Selain Tom Yam Kung (aku baru tahu Kung berarti udang) dan nasi goreng nanas yang sudah biasa kami jumpai di Indonesia, ada beberapa makanan Thailand yang kami cicipi dalam cuti tahun ini. Hampir semua makanan kami dapati di pinggir jalan atau pasar malam. Kami sengaja tidak makan di restoran untuk mendapatkan cita rasa asli makanan Thailand. Berikut ini adalah beberapa makanan yang kami cicipi :

SOM TUM

Som Tum atau papaya salad banyak dijual di tepi jalan, biasanya dijual bersama daging berbumbu kuning yang disate dalam ukuran besar dan ketan hangat. Som Tum berisi parutan kasar wortel, pepaya muda, kol yang 'dibebek' dalam alu yang ukurannya lebih besar daripada alu untuk rujak bebek. Bahan-bahan ini dibebek bersama kepiting kecil yang sudah diolah lebih dulu, ebi, bawang putih, sejenis terasi, garam, air jeruk lemon dan kacang. Cara pembuatannya yang unik secara psikologs menambah enak rasa salad ini.

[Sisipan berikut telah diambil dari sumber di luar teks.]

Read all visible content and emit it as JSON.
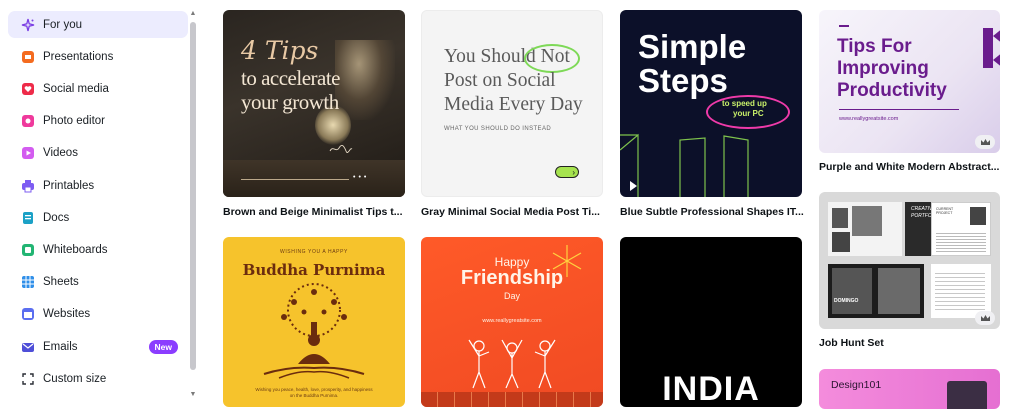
{
  "sidebar": {
    "items": [
      {
        "label": "For you",
        "icon": "sparkle-icon",
        "color": "#7b3fe4",
        "active": true
      },
      {
        "label": "Presentations",
        "icon": "presentation-icon",
        "color": "#f46b1f"
      },
      {
        "label": "Social media",
        "icon": "heart-icon",
        "color": "#ee2b49"
      },
      {
        "label": "Photo editor",
        "icon": "camera-icon",
        "color": "#ef3a9c"
      },
      {
        "label": "Videos",
        "icon": "video-icon",
        "color": "#d35cf0"
      },
      {
        "label": "Printables",
        "icon": "printer-icon",
        "color": "#7d5cf2"
      },
      {
        "label": "Docs",
        "icon": "doc-icon",
        "color": "#1ba1c6"
      },
      {
        "label": "Whiteboards",
        "icon": "whiteboard-icon",
        "color": "#22b573"
      },
      {
        "label": "Sheets",
        "icon": "sheet-icon",
        "color": "#2f8fe9"
      },
      {
        "label": "Websites",
        "icon": "website-icon",
        "color": "#5b6ef0"
      },
      {
        "label": "Emails",
        "icon": "email-icon",
        "color": "#4f4fd8",
        "badge": "New"
      },
      {
        "label": "Custom size",
        "icon": "resize-icon",
        "color": "#2a2f36"
      }
    ]
  },
  "templates": {
    "card1": {
      "caption": "Brown and Beige Minimalist Tips t...",
      "line1": "4 Tips",
      "line2": "to accelerate",
      "line3": "your growth",
      "signature": "Signature"
    },
    "card2": {
      "caption": "Gray Minimal Social Media Post Ti...",
      "line1": "You Should Not",
      "line2": "Post on Social",
      "line3": "Media Every Day",
      "sub": "WHAT YOU SHOULD DO INSTEAD"
    },
    "card3": {
      "caption": "Blue Subtle Professional Shapes IT...",
      "line1": "Simple",
      "line2": "Steps",
      "sub1": "to speed up",
      "sub2": "your PC"
    },
    "card4": {
      "caption": "Purple and White Modern Abstract...",
      "line1": "Tips For",
      "line2": "Improving",
      "line3": "Productivity",
      "url": "www.reallygreatsite.com"
    },
    "card5": {
      "top": "WISHING YOU A HAPPY",
      "title": "Buddha Purnima",
      "footer": "Wishing you peace, health, love, prosperity, and happiness on the Buddha Purnima."
    },
    "card6": {
      "line1": "Happy",
      "line2": "Friendship",
      "line3": "Day",
      "url": "www.reallygreatsite.com"
    },
    "card7": {
      "title": "INDIA"
    },
    "card8": {
      "caption": "Job Hunt Set",
      "head1": "CREATIVE",
      "head2": "PORTFOLIO",
      "domingo": "DOMINGO",
      "side": "CURRENT PROJECT"
    },
    "card9": {
      "title": "Design101"
    }
  }
}
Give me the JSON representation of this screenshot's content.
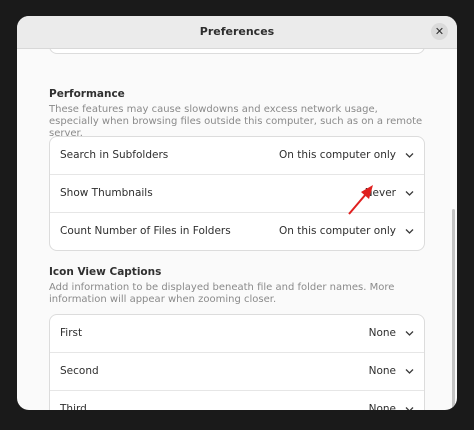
{
  "window": {
    "title": "Preferences"
  },
  "icons": {
    "close": "close-icon",
    "chevron": "chevron-down-icon"
  },
  "colors": {
    "annotation_arrow": "#e0201f"
  },
  "performance": {
    "title": "Performance",
    "description": "These features may cause slowdowns and excess network usage, especially when browsing files outside this computer, such as on a remote server.",
    "rows": [
      {
        "label": "Search in Subfolders",
        "value": "On this computer only"
      },
      {
        "label": "Show Thumbnails",
        "value": "Never"
      },
      {
        "label": "Count Number of Files in Folders",
        "value": "On this computer only"
      }
    ]
  },
  "captions": {
    "title": "Icon View Captions",
    "description": "Add information to be displayed beneath file and folder names. More information will appear when zooming closer.",
    "rows": [
      {
        "label": "First",
        "value": "None"
      },
      {
        "label": "Second",
        "value": "None"
      },
      {
        "label": "Third",
        "value": "None"
      }
    ]
  }
}
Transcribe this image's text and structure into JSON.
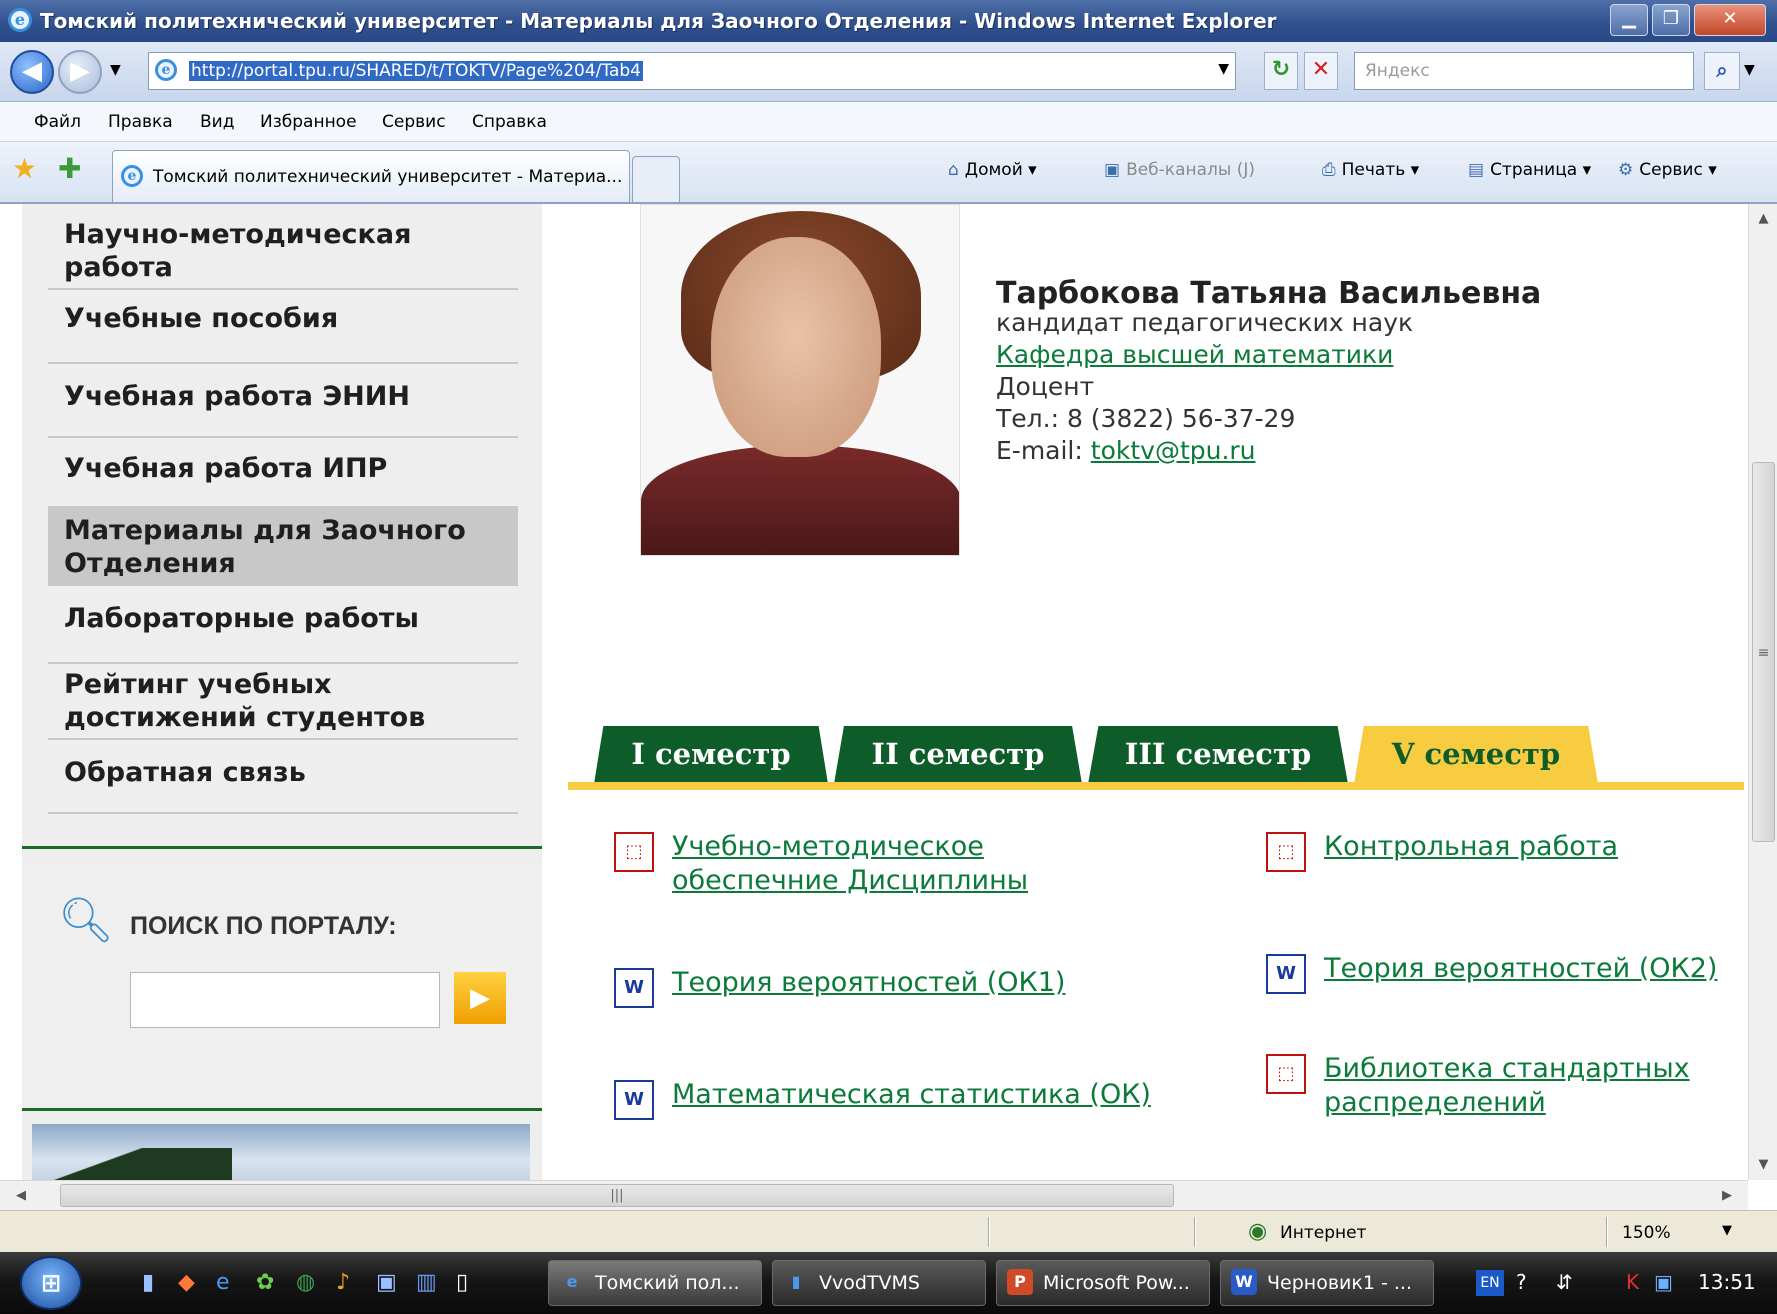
{
  "window": {
    "title": "Томский политехнический университет - Материалы для Заочного Отделения - Windows Internet Explorer",
    "btn_min": "▁",
    "btn_max": "❐",
    "btn_close": "✕"
  },
  "address": {
    "url": "http://portal.tpu.ru/SHARED/t/TOKTV/Page%204/Tab4",
    "search_placeholder": "Яндекс"
  },
  "menu": [
    "Файл",
    "Правка",
    "Вид",
    "Избранное",
    "Сервис",
    "Справка"
  ],
  "tab": {
    "title": "Томский политехнический университет - Материа..."
  },
  "commands": {
    "home": "Домой",
    "feeds": "Веб-каналы (J)",
    "print": "Печать",
    "page": "Страница",
    "tools": "Сервис"
  },
  "sidebar": {
    "items": [
      {
        "label": "Научно-методическая работа"
      },
      {
        "label": "Учебные пособия"
      },
      {
        "label": "Учебная работа ЭНИН"
      },
      {
        "label": "Учебная работа ИПР"
      },
      {
        "label": "Материалы для Заочного Отделения",
        "active": true
      },
      {
        "label": "Лабораторные работы"
      },
      {
        "label": "Рейтинг учебных достижений студентов"
      },
      {
        "label": "Обратная связь"
      }
    ],
    "search_label": "ПОИСК ПО ПОРТАЛУ:"
  },
  "profile": {
    "name": "Тарбокова Татьяна Васильевна",
    "degree": "кандидат  педагогических  наук",
    "department": "Кафедра  высшей  математики",
    "position": "Доцент",
    "phone": "Тел.: 8 (3822)  56-37-29",
    "email_label": "E-mail:",
    "email": "toktv@tpu.ru"
  },
  "semester_tabs": [
    "I семестр",
    "II семестр",
    "III семестр",
    "V семестр"
  ],
  "active_tab": "V семестр",
  "documents": {
    "left": [
      {
        "type": "pdf",
        "title_line1": "Учебно-методическое ",
        "title_line2": "обеспечние  Дисциплины"
      },
      {
        "type": "word",
        "title": "Теория  вероятностей  (ОК1)"
      },
      {
        "type": "word",
        "title": "Математическая  статистика  (ОК)"
      }
    ],
    "right": [
      {
        "type": "pdf",
        "title": "Контрольная  работа"
      },
      {
        "type": "word",
        "title": "Теория  вероятностей  (ОК2)"
      },
      {
        "type": "pdf",
        "title_line1": "Библиотека  стандартных ",
        "title_line2": "распределений"
      }
    ]
  },
  "status": {
    "zone": "Интернет",
    "zoom": "150%"
  },
  "taskbar": {
    "tasks": [
      "Томский пол...",
      "VvodTVMS",
      "Microsoft Pow...",
      "Черновик1 - ..."
    ],
    "lang": "EN",
    "clock": "13:51"
  }
}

Ada sejenis lagi salad yang tidak sempat kucatat namanya. Sama seperti Som Tum, salad ini dibuat sesaat sebelum dimakan. Isinya adalah beberapa jenis seafood yang direbus, kulit ceker ayam rebus, wortel dan kol iris, soun rebus, bawang merah, tomat, daun ketumbar, daun bawang yang diaduk menjadi satu dalam mangkok dan dibubuhi saus sambal, cuka, garam dan beberapa jenis larutan yang tidak kuketahui. Rasanya segar, sama seperti umumnya salad.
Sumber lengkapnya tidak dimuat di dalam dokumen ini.